How has TJ survived so long without any love in his life?

 

It’s horrible to know that there are kids out there who, like TJ, believe that they are better off suffering abuse at home than letting CPS take them away from violent relatives! It’s terrible to know that there are no good alternatives for many children. There aren’t enough trustworthy foster families. And not enough funding or enough trustworthy and reliable people to run safe group homes.

 

 

I know from having stayed at homeless shelters, a similar type of supervised living situation, that there are people who care and are capable of dealing with the sometimes chaotic goings on. But they aren’t paid enough for the conditions they work under – and they aren’t trained to deal with the often severe mental health and chemical abuse problems the residents have. It’s difficult to find people who possess the correct balance of intimidation and compassion that the job requires.

 

For better or for worse, most of the people who work in those institutions previously stayed there at some point in their lives. On the one hand, that makes them more likely to understand the clients and for the clients to accept them.
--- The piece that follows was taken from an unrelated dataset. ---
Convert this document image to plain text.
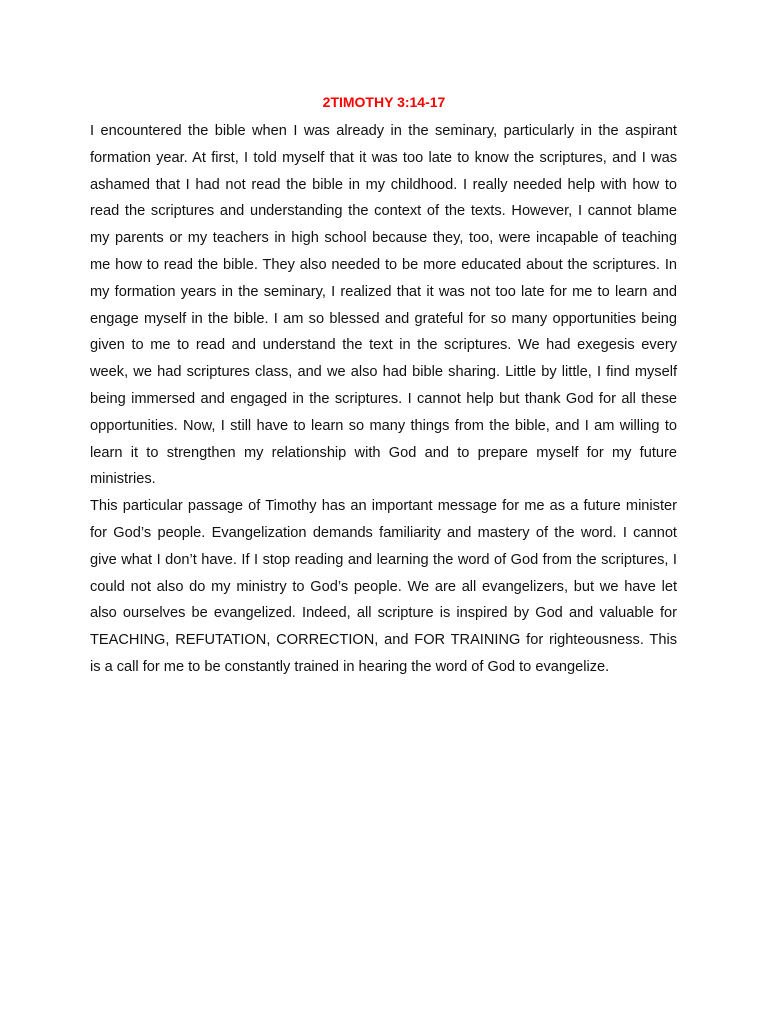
2TIMOTHY 3:14-17

I encountered the bible when I was already in the seminary, particularly in the aspirant formation year. At first, I told myself that it was too late to know the scriptures, and I was ashamed that I had not read the bible in my childhood. I really needed help with how to read the scriptures and understanding the context of the texts. However, I cannot blame my parents or my teachers in high school because they, too, were incapable of teaching me how to read the bible. They also needed to be more educated about the scriptures. In my formation years in the seminary, I realized that it was not too late for me to learn and engage myself in the bible. I am so blessed and grateful for so many opportunities being given to me to read and understand the text in the scriptures. We had exegesis every week, we had scriptures class, and we also had bible sharing. Little by little, I find myself being immersed and engaged in the scriptures. I cannot help but thank God for all these opportunities. Now, I still have to learn so many things from the bible, and I am willing to learn it to strengthen my relationship with God and to prepare myself for my future ministries.

This particular passage of Timothy has an important message for me as a future minister for God’s people. Evangelization demands familiarity and mastery of the word. I cannot give what I don’t have. If I stop reading and learning the word of God from the scriptures, I could not also do my ministry to God’s people. We are all evangelizers, but we have let also ourselves be evangelized. Indeed, all scripture is inspired by God and valuable for TEACHING, REFUTATION, CORRECTION, and FOR TRAINING for righteousness. This is a call for me to be constantly trained in hearing the word of God to evangelize.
On the other hand, that also means that things are less likely to change since they aren’t aware of other possibilities.

 

 

Too often society, in the form of legislators, want to sweep problems under the carpet and ignore that they exist. It’s not an issue that most constituents ask them about, so they underfund the institutions and programs unless or until there’s a scandal. Somewhat like chronic homelessness, there are no easy answers. And truly solving the problems will be very expensive.

  • Like 1
19 minutes ago, Ronyx said:

@droughtquake   Have you ever considered running for political office? I'm being serious. Your responses exhibit so much understanding, compassion and wisdom. You have a remarkable sense of what is going on, particularly for the underprivileged and disadvantaged. 

Nope! Not gonna happen. I’m too extreme even for my region.  ;-)

 

Plus, my Depression and Anxiety prevent me from getting out of my apartment more than a few times a month.